Post
Topic
Board Economics
Re: Will the world Economy Collapse this year?
by
jaysabi
on 12/04/2016, 23:59:06 UTC
The economy is a collection of segmented markets. Some 'segments' within this collection may collapse, but will always build themselves back up again. The economy is a self cleansing and self healing mechanism.

Barring certain currencies, there has never been an instance in human history of a financial market that has crashed and then disappeared entirely. The tech market plunged in the early 2000's but rebounded... Between 1930 and 1970, gold lost a TREMENDOUS amount of value... but that market has also recovered.

The "world economy" is never going to "collapse" simply because there isn't a world economy... Just a collection of segmented markets that are designed to go through cycles
dont you think that some countries like the US for example are in big trouble compared to countries like the Uk and China?
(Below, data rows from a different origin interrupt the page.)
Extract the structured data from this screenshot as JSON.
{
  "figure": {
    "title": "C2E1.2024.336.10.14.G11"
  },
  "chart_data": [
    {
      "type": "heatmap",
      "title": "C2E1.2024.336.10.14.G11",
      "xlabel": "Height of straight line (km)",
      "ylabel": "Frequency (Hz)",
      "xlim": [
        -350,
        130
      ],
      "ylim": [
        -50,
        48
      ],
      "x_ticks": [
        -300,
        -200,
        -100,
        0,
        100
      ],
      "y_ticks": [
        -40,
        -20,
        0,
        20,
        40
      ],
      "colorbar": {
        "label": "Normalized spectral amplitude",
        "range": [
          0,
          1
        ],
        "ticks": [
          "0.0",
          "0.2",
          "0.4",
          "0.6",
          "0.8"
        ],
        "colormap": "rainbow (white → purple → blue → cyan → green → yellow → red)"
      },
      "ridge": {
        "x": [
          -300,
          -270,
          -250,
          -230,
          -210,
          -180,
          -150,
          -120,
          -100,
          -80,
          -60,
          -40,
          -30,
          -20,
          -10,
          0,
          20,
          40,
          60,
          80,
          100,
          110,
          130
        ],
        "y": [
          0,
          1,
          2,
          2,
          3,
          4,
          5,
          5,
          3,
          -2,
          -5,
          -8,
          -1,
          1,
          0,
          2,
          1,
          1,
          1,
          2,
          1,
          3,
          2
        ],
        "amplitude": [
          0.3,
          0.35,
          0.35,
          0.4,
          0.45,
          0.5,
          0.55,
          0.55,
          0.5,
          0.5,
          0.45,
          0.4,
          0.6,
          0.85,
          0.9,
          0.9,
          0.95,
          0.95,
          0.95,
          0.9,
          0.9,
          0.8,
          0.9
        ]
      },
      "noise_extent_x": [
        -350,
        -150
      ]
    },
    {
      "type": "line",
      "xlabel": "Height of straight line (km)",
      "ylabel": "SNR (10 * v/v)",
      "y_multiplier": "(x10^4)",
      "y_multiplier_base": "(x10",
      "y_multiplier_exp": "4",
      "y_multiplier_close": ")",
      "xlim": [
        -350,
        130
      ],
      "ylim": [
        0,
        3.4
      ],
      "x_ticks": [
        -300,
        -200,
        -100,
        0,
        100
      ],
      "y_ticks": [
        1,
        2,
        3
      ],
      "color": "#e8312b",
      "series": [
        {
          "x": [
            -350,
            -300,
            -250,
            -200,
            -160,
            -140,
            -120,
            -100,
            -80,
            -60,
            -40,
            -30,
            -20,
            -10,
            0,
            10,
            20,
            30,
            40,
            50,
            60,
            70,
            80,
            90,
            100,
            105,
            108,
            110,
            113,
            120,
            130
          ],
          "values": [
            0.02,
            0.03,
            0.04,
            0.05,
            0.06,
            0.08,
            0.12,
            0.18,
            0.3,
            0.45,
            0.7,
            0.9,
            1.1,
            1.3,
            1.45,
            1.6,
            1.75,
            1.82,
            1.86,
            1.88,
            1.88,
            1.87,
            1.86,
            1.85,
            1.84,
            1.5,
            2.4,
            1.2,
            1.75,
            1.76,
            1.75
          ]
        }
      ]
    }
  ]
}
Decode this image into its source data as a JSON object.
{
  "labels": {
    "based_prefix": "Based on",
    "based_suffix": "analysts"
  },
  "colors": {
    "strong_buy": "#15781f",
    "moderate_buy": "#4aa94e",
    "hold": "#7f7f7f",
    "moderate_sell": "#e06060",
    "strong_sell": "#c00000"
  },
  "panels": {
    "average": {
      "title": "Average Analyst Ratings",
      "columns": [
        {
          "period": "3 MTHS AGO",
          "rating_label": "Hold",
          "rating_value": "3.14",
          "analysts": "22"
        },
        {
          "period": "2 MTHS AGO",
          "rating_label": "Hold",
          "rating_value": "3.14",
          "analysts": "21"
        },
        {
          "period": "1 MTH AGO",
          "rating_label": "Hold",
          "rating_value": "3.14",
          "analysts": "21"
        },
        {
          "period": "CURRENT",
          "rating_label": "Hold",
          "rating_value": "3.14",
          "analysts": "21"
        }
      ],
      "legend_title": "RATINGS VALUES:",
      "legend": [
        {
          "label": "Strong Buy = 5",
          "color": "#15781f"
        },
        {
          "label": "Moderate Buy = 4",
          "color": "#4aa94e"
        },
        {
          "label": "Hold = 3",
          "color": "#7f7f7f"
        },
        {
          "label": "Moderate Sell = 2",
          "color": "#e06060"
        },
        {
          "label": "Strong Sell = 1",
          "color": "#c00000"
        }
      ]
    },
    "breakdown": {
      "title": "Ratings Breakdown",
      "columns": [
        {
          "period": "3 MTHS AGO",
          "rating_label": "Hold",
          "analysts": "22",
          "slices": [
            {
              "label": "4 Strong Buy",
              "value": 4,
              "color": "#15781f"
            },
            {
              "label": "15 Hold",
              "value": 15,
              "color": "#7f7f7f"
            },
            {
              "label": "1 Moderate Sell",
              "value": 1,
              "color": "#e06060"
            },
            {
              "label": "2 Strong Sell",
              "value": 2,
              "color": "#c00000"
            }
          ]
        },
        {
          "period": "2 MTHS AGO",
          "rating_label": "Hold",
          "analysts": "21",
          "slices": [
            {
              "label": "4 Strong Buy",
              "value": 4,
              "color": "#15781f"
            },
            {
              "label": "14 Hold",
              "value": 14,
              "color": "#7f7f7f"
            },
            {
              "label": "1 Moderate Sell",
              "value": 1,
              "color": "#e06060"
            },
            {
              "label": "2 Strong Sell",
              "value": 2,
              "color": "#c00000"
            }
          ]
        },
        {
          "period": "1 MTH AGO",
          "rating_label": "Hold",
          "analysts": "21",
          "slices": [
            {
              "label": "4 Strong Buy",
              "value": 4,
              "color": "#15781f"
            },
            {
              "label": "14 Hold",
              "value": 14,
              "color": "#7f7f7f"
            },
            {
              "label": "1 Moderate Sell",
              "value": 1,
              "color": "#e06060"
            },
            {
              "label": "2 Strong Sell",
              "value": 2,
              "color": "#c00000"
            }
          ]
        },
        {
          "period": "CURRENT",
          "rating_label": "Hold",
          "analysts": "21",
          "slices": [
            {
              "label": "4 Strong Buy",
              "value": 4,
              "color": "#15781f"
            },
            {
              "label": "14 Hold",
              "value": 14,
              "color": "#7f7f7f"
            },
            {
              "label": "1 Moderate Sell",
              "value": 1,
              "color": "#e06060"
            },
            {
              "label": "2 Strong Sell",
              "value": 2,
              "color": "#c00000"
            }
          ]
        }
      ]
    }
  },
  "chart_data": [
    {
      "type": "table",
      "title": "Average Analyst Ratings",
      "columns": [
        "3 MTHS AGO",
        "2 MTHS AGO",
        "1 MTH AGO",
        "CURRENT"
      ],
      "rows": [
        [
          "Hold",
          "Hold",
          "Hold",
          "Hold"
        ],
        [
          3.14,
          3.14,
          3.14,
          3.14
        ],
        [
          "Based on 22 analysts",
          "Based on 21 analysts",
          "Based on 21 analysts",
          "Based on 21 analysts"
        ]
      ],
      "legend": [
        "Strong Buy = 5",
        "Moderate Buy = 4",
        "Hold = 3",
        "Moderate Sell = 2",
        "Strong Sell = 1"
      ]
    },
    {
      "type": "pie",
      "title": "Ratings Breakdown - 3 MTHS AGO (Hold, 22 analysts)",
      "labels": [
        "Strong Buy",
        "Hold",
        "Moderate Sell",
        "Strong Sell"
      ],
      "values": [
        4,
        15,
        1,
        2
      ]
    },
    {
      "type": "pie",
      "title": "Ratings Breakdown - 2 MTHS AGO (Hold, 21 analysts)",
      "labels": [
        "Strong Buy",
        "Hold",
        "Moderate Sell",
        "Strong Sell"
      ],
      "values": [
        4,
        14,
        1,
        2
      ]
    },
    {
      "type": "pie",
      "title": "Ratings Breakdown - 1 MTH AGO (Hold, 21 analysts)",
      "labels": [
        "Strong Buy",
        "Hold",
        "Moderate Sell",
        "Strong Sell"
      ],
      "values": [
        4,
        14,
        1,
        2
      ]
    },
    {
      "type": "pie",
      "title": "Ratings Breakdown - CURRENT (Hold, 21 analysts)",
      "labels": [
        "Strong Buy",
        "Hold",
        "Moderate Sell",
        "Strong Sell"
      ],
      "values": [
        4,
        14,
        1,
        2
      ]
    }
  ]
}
China is in way more serious trouble than the US. It's estimated up 25% of housing is uninhabited, there are ghost cities that were built and nobody moved there. China is spending to try and pump the economy up, but they're spending without economic need, which is a recipe for disaster. Things are already starting to crumble, so they've starting massively interfering in the stock market by pumping stocks and arresting short sellers. These are the actions of a desperate country on the verge of major economic collapse.

Think they´re heading for the fate of Japan in 1989 when the stock and real estate markets crashed? Their stock market is still down 60% from that top. It has been lurching from one recession to the next and government debt is gigantic.

I couldn't say. Japan had a lot of advantages China doesn't, such as a very conservative base of national savers (vs. China, which is recklessly encouraging investors to buy into the market despite insane multiples and no transparency). In that respect, it seems likely China won't be nearly as resilient in the face of catastrophe, and take "resilient" with a grain of salt, because Japan was anything but resilient after their meltdown. They don't call it the lost decade for nothing. As resilient as Japan wasn't, China seems destined to be far less so.